Divide using synthetic division $$ ( 2x^{3}-3x^{2}+5x-14 ) \div ( x+2 ) $$
Answer
The synthetic division table is:
$$ \begin{array}{c|rrrr}-2&2&-3&5&-14\\& & -4& 14& \color{black}{-38} \\ \hline &\color{blue}{2}&\color{blue}{-7}&\color{blue}{19}&\color{orangered}{-52} \end{array} $$The solution is:
$$ \frac{ 2x^{3}-3x^{2}+5x-14 }{ x+2 } = \color{blue}{2x^{2}-7x+19} \color{red}{~-~} \frac{ \color{red}{ 52 } }{ x+2 } $$Explanation
Step 1 : Write down the coefficients of the dividend into division table. Put the zero from $ x + 2 = 0 $ ( $ x = \color{blue}{ -2 } $ ) at the left.
$$ \begin{array}{c|rrrr}\color{blue}{-2}&2&-3&5&-14\\& & & & \\ \hline &&&& \end{array} $$Step 1 : Bring down the leading coefficient to the bottom row.
$$ \begin{array}{c|rrrr}-2&\color{orangered}{ 2 }&-3&5&-14\\& & & & \\ \hline &\color{orangered}{2}&&& \end{array} $$Step 2 : Multiply by the number on the left, and carry the result into the next column: $ \color{blue}{ -2 } \cdot \color{blue}{ 2 } = \color{blue}{ -4 } $.
$$ \begin{array}{c|rrrr}\color{blue}{-2}&2&-3&5&-14\\& & \color{blue}{-4} & & \\ \hline &\color{blue}{2}&&& \end{array} $$Step 3 : Add down last column: $ \color{orangered}{ -3 } + \color{orangered}{ \left( -4 \right) } = \color{orangered}{ -7 } $
$$ \begin{array}{c|rrrr}-2&2&\color{orangered}{ -3 }&5&-14\\& & \color{orangered}{-4} & & \\ \hline &2&\color{orangered}{-7}&& \end{array} $$Step 4 : Multiply by the number on the left, and carry the result into the next column: $ \color{blue}{ -2 } \cdot \color{blue}{ \left( -7 \right) } = \color{blue}{ 14 } $.
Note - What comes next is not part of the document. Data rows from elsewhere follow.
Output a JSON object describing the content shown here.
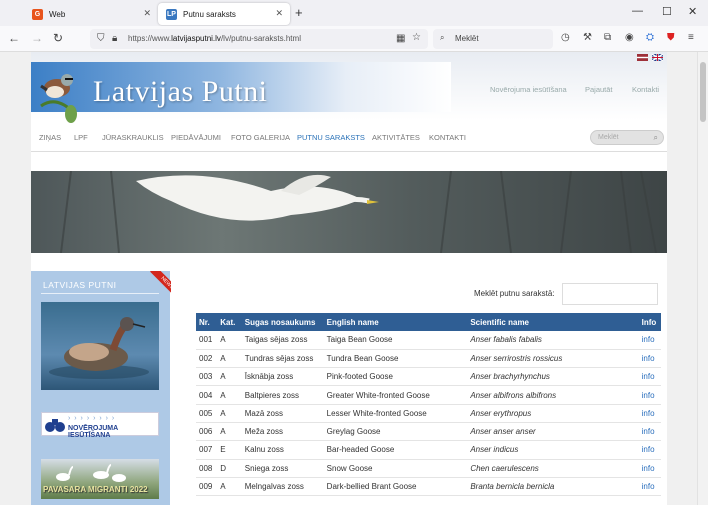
{
  "browser": {
    "tabs": [
      {
        "label": "Web",
        "favicon": "G",
        "favicon_color": "#e8541c"
      },
      {
        "label": "Putnu saraksts",
        "favicon": "LP",
        "favicon_color": "#3a78c0"
      }
    ],
    "url_prefix": "https://www.",
    "url_domain": "latvijasputni.lv",
    "url_path": "/lv/putnu-saraksts.html",
    "search_placeholder": "Meklēt"
  },
  "site": {
    "logo_text": "Latvijas Putni",
    "top_links": [
      "Novērojuma iesūtīšana",
      "Pajautāt",
      "Kontakti"
    ],
    "nav": [
      "ZIŅAS",
      "LPF",
      "JŪRASKRAUKLIS",
      "PIEDĀVĀJUMI",
      "FOTO GALERIJA",
      "PUTNU SARAKSTS",
      "AKTIVITĀTES",
      "KONTAKTI"
    ],
    "active_nav": "PUTNU SARAKSTS",
    "search_placeholder": "Meklēt",
    "accent_color": "#2f5e94"
  },
  "sidebar": {
    "title": "LATVIJAS PUTNI",
    "ribbon": "NEWS",
    "banner1": "NOVĒROJUMA IESŪTĪŠANA",
    "banner2": "PAVASARA MIGRANTI 2022"
  },
  "list": {
    "search_label": "Meklēt putnu sarakstā:",
    "columns": [
      "Nr.",
      "Kat.",
      "Sugas nosaukums",
      "English name",
      "Scientific name",
      "Info"
    ],
    "rows": [
      [
        "001",
        "A",
        "Taigas sējas zoss",
        "Taiga Bean Goose",
        "Anser fabalis fabalis",
        "info"
      ],
      [
        "002",
        "A",
        "Tundras sējas zoss",
        "Tundra Bean Goose",
        "Anser serrirostris rossicus",
        "info"
      ],
      [
        "003",
        "A",
        "Īsknābja zoss",
        "Pink-footed Goose",
        "Anser brachyrhynchus",
        "info"
      ],
      [
        "004",
        "A",
        "Baltpieres zoss",
        "Greater White-fronted Goose",
        "Anser albifrons albifrons",
        "info"
      ],
      [
        "005",
        "A",
        "Mazā zoss",
        "Lesser White-fronted Goose",
        "Anser erythropus",
        "info"
      ],
      [
        "006",
        "A",
        "Meža zoss",
        "Greylag Goose",
        "Anser anser anser",
        "info"
      ],
      [
        "007",
        "E",
        "Kalnu zoss",
        "Bar-headed Goose",
        "Anser indicus",
        "info"
      ],
      [
        "008",
        "D",
        "Sniega zoss",
        "Snow Goose",
        "Chen caerulescens",
        "info"
      ],
      [
        "009",
        "A",
        "Melngalvas zoss",
        "Dark-bellied Brant Goose",
        "Branta bernicla bernicla",
        "info"
      ]
    ]
  }
}
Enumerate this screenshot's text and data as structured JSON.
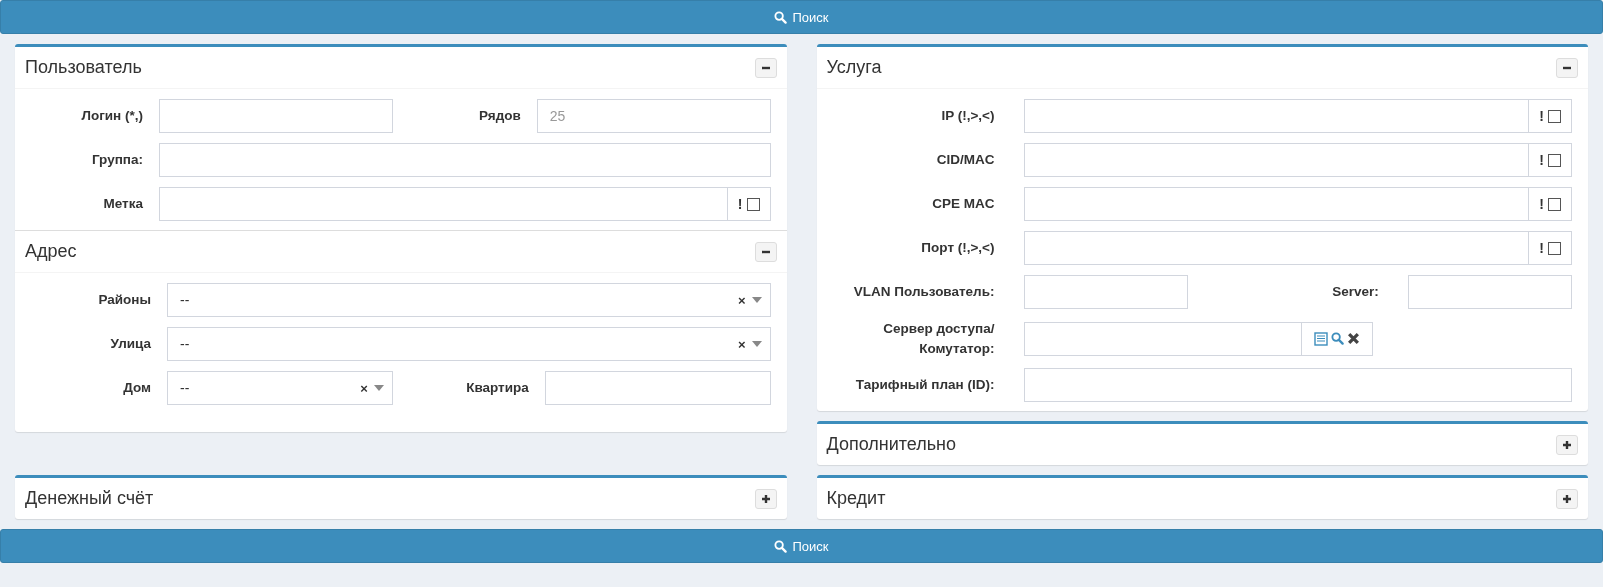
{
  "top_button": {
    "label": "Поиск"
  },
  "user_card": {
    "sections": [
      {
        "title": "Пользователь",
        "expanded": true,
        "rows": [
          {
            "fields": [
              {
                "kind": "text",
                "label": "Логин (*,)"
              },
              {
                "kind": "text",
                "label": "Рядов",
                "placeholder": "25"
              }
            ]
          },
          {
            "fields": [
              {
                "kind": "text",
                "label": "Группа:"
              }
            ]
          },
          {
            "fields": [
              {
                "kind": "flag",
                "label": "Метка",
                "flag": "!",
                "checked": false
              }
            ]
          }
        ]
      },
      {
        "title": "Адрес",
        "expanded": true,
        "rows": [
          {
            "fields": [
              {
                "kind": "select",
                "label": "Районы",
                "value": "--",
                "clear": "×"
              }
            ]
          },
          {
            "fields": [
              {
                "kind": "select",
                "label": "Улица",
                "value": "--",
                "clear": "×"
              }
            ]
          },
          {
            "fields": [
              {
                "kind": "select",
                "label": "Дом",
                "value": "--",
                "clear": "×"
              },
              {
                "kind": "text",
                "label": "Квартира"
              }
            ]
          }
        ]
      }
    ]
  },
  "service_card": {
    "sections": [
      {
        "title": "Услуга",
        "expanded": true,
        "rows": [
          {
            "fields": [
              {
                "kind": "flag",
                "label": "IP (!,>,<)",
                "flag": "!",
                "checked": false
              }
            ]
          },
          {
            "fields": [
              {
                "kind": "flag",
                "label": "CID/MAC",
                "flag": "!",
                "checked": false
              }
            ]
          },
          {
            "fields": [
              {
                "kind": "flag",
                "label": "CPE MAC",
                "flag": "!",
                "checked": false
              }
            ]
          },
          {
            "fields": [
              {
                "kind": "flag",
                "label": "Порт (!,>,<)",
                "flag": "!",
                "checked": false
              }
            ]
          },
          {
            "fields": [
              {
                "kind": "text",
                "label": "VLAN Пользователь:"
              },
              {
                "kind": "text",
                "label": "Server:"
              }
            ]
          },
          {
            "fields": [
              {
                "kind": "server",
                "label": "Сервер доступа/Комутатор:"
              }
            ]
          },
          {
            "fields": [
              {
                "kind": "text",
                "label": "Тарифный план (ID):"
              }
            ]
          }
        ]
      }
    ]
  },
  "extra_card": {
    "title": "Дополнительно",
    "expanded": false
  },
  "account_card": {
    "title": "Денежный счёт",
    "expanded": false
  },
  "credit_card": {
    "title": "Кредит",
    "expanded": false
  },
  "bottom_button": {
    "label": "Поиск"
  }
}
$$ \begin{array}{c|rrrr}\color{blue}{-2}&2&-3&5&-14\\& & -4& \color{blue}{14} & \\ \hline &2&\color{blue}{-7}&& \end{array} $$Step 5 : Add down last column: $ \color{orangered}{ 5 } + \color{orangered}{ 14 } = \color{orangered}{ 19 } $
$$ \begin{array}{c|rrrr}-2&2&-3&\color{orangered}{ 5 }&-14\\& & -4& \color{orangered}{14} & \\ \hline &2&-7&\color{orangered}{19}& \end{array} $$Step 6 : Multiply by the number on the left, and carry the result into the next column: $ \color{blue}{ -2 } \cdot \color{blue}{ 19 } = \color{blue}{ -38 } $.
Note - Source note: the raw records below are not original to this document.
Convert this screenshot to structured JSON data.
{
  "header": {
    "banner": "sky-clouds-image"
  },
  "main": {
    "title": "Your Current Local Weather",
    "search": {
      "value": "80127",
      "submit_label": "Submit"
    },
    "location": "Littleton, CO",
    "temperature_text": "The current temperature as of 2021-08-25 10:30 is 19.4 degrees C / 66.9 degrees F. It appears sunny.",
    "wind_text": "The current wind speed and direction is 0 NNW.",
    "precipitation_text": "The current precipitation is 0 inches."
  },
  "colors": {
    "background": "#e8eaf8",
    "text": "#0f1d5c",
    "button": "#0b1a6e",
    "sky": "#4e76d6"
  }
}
$$ \begin{array}{c|rrrr}\color{blue}{-2}&2&-3&5&-14\\& & -4& 14& \color{blue}{-38} \\ \hline &2&-7&\color{blue}{19}& \end{array} $$Step 7 : Add down last column: $ \color{orangered}{ -14 } + \color{orangered}{ \left( -38 \right) } = \color{orangered}{ -52 } $
$$ \begin{array}{c|rrrr}-2&2&-3&5&\color{orangered}{ -14 }\\& & -4& 14& \color{orangered}{-38} \\ \hline &\color{blue}{2}&\color{blue}{-7}&\color{blue}{19}&\color{orangered}{-52} \end{array} $$Bottom line represents the quotient $ \color{blue}{ 2x^{2}-7x+19 } $ with a remainder of $ \color{red}{ -52 } $.